When the client tries to start the element in production, they receive the following error:
"
Starting the protocol for SR1.TMDR.PROD failed. Not enough storage is available to complete this operation. (hr = 0x8007000E)
"
Under element log I can see the same output from SLElement (64bit) and SLDataMiner (32bit) processes.
There are 10 other elements running the same version (Alcatel SR Manager) on that DMA server without any issues.
I’ve checked the 32-bit processes on the affected DMA server (SLProtocol, SLDataMiner, SLDMS, etc.), and none of them reach a memory usage of 4GB (the upper limit for 32-bit processes), with virtual bytes also well within limits.
SLElement(64bit process) memory usage is around 9GB, which is still lower than on other DMA servers in the cluster.
Note: The client restarted the cluster after the initial occurrence of this issue. However, after the restart, when the element was starting, the same error reappeared.
Here is the overview of DataMiner Processes (32/64bit):
Hi Laurens, thank you for your response.
There is ~200GB free on local C: drive.
In terms of DB, Cassandra Cluster is used. It consists of 20 nodes distributed across 2 data centers, with 10 nodes in each DC. More than enough space is left on each of those nodes as well.
Hello Robin (once again😄),
- Kordia is running DM version 10.3.0 - CU9, so it's possible that the issues addressed in those RNs could still be relevant here.
- I also checked virtual bytes, and they appear to be within normal limits.
- The client has restarted the cluster multiple times since the issue began, including all DMAs and DMA6, which hosts this element, yet the error persists.
- The elements were created at different intervals; some of them are up to two years old.

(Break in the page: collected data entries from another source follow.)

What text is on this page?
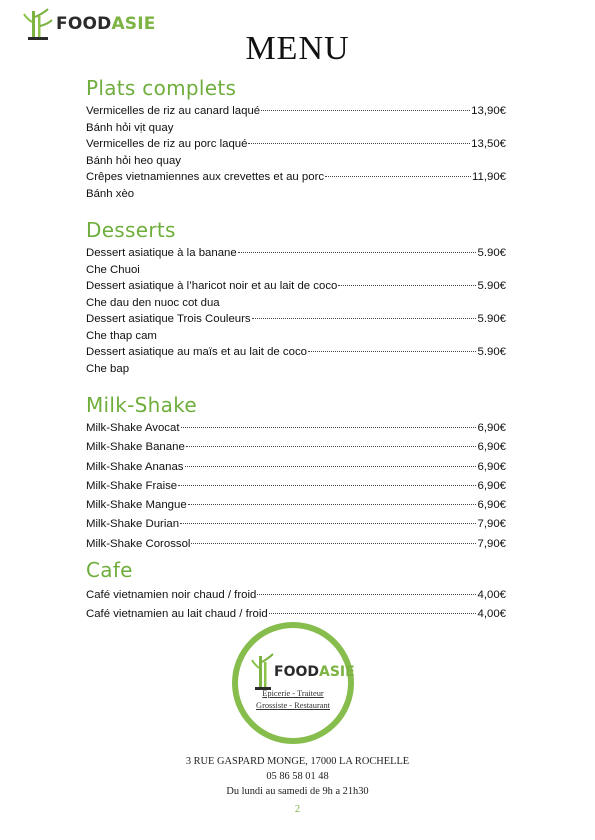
FOODASIE
MENU
Plats complets
Vermicelles de riz au canard laqué	13,90€
Bánh hỏi vịt quay
Vermicelles de riz au porc laqué	13,50€
Bánh hỏi heo quay
Crêpes vietnamiennes aux crevettes et au porc	11,90€
Bánh xèo
Desserts
Dessert asiatique à la banane	5.90€
Che Chuoi
Dessert asiatique à l’haricot noir et au lait de coco	5.90€
Che dau den nuoc cot dua
Dessert asiatique Trois Couleurs	5.90€
Che thap cam
Dessert asiatique au maïs et au lait de coco	5.90€
Che bap
Milk-Shake
Milk-Shake Avocat	6,90€
Milk-Shake Banane	6,90€
Milk-Shake Ananas	6,90€
Milk-Shake Fraise	6,90€
Milk-Shake Mangue	6,90€
Milk-Shake Durian	7,90€
Milk-Shake Corossol	7,90€
Cafe
Café vietnamien noir chaud / froid	4,00€
Café vietnamien au lait chaud / froid	4,00€
FOODASIE
Épicerie - Traiteur
Grossiste - Restaurant
3 RUE GASPARD MONGE, 17000 LA ROCHELLE
05 86 58 01 48
Du lundi au samedi de 9h a 21h30
2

- I’ve noticed that three elements on DMA6 have SNMPv3 and SNMPv2 configurations for the two connections, while the others use SNMPv2 for both connections. However, this doesn't seem significant, as the other two elements on DMA6 with the same configuration (one SNMPv2 and one SNMPv3 connection) are operating normally.
- A ticket was created shortly after raising the question. Tech support suggested that we first try setting the SLProtocol processes to 64-bit, and if that doesn’t resolve the issue, to further increase the number of concurrent SLProcesses. More details are on the task. While no physical memory leak has been detected in SLProtocol in this case, backend operations may still be putting stress on the process. Converting SLProtocol from 32-bit to 64-bit is recommended as the initial step, as this change alone may resolve the issue.
I’ll provide a final update on whether this resolves the issue.
Thank you !
And is there free disk space available both in the C drive and the location where the database data is stored?